Il cambiamento politico in Venezuela potrebbe rivitalizzare il settore petrolifero e pesare sui prezzi globali del petrolio, sebbene la pausa delle quote dell’OPEC fornisca un certo sostegno al Brent. In un contesto di incertezza geopolitica e della continua domanda da parte delle banche centrali, l’oro rimane un bene rifugio preferito con un obiettivo di 4.800 dollari entro la fine del 2026, osservano gli analisti FX di OCBC Sim Moh Siong e Christopher Wong.
La pausa dell’OPEC sostiene il Brent, il potenziale di ribasso a medio termine è limitato
“Lo sciopero degli Stati Uniti innesca un cambiamento politico in Venezuela e aumenta la prospettiva di un allentamento delle sanzioni e di una ripresa del settore petrolifero. Ciò potrebbe portare a una pressione al ribasso sui prezzi globali del petrolio nel medio termine. Manteniamo la nostra previsione che il Brent toccherà il fondo a circa 59 dollari al barile entro la fine dell’anno fino a quando non ci sarà chiarezza sul nuovo governo venezuelano e sulle politiche sulle risorse. La pausa dell’OPEC sugli aumenti delle quote supporta un fondo morbido per il Brent intorno ai 50 dollari”.

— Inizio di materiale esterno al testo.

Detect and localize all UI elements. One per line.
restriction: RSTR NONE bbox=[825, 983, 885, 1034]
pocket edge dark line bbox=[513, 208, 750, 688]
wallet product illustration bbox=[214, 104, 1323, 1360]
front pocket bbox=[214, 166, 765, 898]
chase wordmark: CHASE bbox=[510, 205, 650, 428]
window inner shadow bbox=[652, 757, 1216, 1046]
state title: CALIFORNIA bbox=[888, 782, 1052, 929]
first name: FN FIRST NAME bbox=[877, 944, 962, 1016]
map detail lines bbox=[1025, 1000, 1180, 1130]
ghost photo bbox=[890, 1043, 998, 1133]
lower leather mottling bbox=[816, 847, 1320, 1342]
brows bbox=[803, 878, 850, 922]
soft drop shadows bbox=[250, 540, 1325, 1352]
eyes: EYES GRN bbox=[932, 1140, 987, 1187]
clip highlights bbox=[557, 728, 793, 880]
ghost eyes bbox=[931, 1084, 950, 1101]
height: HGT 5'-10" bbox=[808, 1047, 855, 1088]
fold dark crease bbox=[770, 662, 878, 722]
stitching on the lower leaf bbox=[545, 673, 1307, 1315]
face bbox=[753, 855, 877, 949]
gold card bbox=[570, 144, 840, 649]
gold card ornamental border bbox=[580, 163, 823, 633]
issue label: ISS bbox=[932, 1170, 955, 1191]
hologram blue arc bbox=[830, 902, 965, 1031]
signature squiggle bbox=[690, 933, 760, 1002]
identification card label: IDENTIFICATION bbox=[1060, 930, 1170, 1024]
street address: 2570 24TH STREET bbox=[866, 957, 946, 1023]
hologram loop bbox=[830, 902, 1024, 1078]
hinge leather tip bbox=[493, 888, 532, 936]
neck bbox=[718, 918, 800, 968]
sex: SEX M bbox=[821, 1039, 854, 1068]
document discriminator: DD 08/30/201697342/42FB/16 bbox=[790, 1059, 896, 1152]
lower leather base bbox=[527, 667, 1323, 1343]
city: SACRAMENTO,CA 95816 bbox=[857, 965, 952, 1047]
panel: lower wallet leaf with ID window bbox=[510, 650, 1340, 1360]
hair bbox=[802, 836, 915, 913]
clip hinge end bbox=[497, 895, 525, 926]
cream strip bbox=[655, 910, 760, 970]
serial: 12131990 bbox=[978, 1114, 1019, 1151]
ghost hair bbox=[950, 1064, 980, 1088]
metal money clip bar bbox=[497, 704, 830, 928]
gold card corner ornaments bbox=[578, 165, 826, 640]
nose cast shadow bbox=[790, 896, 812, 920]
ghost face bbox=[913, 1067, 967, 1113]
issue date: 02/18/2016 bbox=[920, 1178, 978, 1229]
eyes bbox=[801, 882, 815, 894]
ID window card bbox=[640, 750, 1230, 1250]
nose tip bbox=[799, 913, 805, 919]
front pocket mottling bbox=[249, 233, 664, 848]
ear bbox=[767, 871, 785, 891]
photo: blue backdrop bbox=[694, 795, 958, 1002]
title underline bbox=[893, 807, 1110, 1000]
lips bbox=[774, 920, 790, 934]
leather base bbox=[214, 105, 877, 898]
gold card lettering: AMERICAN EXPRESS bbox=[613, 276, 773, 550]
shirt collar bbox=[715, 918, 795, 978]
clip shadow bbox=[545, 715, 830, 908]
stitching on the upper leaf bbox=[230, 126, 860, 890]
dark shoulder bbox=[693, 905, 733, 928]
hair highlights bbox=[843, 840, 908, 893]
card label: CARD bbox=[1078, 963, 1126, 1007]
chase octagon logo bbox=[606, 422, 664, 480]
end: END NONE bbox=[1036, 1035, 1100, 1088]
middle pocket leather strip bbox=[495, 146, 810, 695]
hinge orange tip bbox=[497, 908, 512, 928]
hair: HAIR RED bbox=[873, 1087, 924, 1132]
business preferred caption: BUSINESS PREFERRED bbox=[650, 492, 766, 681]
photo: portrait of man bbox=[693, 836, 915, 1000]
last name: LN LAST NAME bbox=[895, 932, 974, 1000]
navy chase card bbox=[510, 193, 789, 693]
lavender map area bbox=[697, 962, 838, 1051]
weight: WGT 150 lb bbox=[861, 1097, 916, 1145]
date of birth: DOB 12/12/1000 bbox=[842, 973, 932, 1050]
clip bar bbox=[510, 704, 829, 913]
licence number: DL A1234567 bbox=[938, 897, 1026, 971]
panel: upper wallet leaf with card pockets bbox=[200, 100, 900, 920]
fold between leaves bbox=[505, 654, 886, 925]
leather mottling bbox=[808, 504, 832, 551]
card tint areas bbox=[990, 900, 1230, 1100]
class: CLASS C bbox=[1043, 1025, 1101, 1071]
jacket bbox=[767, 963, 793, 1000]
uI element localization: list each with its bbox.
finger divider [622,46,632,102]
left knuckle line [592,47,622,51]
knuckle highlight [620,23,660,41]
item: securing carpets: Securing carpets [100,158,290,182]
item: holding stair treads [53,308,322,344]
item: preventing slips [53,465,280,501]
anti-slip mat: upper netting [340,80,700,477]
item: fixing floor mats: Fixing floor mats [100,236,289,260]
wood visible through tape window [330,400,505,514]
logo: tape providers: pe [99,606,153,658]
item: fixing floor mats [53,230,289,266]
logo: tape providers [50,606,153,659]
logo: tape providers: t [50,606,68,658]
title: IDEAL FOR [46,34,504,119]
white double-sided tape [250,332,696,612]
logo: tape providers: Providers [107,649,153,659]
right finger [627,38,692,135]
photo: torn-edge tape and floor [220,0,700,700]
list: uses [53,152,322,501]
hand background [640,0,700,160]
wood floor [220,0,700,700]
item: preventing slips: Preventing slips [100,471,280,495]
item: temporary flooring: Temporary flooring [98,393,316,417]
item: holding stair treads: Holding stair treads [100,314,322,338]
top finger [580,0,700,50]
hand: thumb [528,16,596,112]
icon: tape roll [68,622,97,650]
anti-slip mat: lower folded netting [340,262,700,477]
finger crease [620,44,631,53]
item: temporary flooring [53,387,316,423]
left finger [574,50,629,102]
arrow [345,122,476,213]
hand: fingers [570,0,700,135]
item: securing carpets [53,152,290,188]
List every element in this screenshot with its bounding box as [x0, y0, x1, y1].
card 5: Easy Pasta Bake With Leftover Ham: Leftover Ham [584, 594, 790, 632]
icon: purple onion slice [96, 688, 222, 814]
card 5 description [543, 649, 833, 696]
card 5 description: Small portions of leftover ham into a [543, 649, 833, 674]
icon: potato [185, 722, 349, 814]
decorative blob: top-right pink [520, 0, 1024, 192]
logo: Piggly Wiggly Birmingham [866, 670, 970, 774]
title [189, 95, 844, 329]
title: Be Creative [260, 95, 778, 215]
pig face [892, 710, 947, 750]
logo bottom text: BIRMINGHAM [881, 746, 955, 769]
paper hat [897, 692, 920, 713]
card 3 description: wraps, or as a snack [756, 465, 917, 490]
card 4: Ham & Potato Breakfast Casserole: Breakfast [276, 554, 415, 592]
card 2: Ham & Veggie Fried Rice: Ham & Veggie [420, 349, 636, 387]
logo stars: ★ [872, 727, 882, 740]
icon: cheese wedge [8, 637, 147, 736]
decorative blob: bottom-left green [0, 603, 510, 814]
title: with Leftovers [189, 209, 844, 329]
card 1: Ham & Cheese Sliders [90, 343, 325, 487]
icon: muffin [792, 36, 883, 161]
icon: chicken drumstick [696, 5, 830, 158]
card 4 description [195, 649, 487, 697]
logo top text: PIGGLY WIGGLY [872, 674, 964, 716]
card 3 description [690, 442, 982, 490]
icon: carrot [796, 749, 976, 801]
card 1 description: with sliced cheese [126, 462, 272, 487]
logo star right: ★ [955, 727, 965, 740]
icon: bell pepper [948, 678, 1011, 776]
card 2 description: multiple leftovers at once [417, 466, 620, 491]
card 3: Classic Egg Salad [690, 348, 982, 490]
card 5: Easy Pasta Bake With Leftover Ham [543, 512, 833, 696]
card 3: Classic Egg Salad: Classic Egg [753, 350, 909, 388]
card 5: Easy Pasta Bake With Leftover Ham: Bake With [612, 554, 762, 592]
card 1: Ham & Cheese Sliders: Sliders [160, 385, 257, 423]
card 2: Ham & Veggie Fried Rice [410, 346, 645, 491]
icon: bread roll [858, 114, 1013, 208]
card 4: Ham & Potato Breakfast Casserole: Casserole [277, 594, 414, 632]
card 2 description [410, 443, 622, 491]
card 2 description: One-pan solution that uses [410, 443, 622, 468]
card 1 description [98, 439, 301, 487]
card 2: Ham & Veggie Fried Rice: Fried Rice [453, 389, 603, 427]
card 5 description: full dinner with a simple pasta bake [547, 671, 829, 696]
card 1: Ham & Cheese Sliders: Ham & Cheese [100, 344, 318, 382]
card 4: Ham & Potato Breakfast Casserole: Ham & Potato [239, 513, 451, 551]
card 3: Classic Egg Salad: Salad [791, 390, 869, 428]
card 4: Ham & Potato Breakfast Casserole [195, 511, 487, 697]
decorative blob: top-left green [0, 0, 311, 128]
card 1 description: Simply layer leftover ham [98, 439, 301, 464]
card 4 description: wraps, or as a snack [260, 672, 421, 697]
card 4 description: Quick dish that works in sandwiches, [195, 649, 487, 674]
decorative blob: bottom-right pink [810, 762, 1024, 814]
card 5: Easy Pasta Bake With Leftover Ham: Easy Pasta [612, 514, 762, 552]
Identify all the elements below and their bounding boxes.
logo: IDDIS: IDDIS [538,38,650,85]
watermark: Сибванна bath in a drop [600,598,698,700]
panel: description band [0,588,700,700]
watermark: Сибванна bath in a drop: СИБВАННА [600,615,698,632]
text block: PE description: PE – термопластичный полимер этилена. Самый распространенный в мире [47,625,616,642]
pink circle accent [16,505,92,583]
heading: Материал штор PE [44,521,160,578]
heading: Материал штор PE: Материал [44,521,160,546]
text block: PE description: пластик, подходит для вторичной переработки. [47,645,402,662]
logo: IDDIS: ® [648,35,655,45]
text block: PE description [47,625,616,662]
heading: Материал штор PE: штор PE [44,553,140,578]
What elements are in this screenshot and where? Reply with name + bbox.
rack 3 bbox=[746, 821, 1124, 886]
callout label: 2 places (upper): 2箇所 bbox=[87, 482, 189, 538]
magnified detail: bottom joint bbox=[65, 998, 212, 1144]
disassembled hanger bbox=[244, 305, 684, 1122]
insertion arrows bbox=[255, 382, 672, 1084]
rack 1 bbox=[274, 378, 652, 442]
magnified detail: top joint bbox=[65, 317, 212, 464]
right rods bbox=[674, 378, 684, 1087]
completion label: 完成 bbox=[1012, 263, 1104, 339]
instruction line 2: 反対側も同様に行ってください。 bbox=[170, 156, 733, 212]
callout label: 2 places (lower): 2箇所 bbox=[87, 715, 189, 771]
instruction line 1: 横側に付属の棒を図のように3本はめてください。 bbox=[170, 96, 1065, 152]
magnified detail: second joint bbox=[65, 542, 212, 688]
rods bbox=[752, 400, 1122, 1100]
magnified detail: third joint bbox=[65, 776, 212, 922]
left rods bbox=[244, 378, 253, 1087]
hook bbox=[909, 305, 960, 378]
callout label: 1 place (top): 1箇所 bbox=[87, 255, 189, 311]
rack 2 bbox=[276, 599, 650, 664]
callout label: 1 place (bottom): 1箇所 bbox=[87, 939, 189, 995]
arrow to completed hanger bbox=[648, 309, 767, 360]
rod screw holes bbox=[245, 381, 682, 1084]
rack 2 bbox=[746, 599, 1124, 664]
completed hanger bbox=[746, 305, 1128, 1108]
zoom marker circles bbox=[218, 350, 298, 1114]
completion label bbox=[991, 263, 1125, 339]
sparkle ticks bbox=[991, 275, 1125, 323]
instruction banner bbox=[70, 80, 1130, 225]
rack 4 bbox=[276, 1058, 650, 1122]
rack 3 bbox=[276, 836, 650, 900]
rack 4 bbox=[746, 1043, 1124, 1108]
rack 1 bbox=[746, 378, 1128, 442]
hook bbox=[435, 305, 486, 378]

“Gli eventi recenti evidenziano i rischi per l’ordine globale e rafforzano il ruolo dell’oro come copertura strategica e diversificatore di portafoglio. Manteniamo una prospettiva costruttiva per l’oro mentre la Fed rimane focalizzata sull’allentamento, la domanda delle banche centrali persiste e l’incertezza geopolitica prevale. Prevediamo che i prezzi dell’oro a 4.800 dollari entro la fine del 2026.”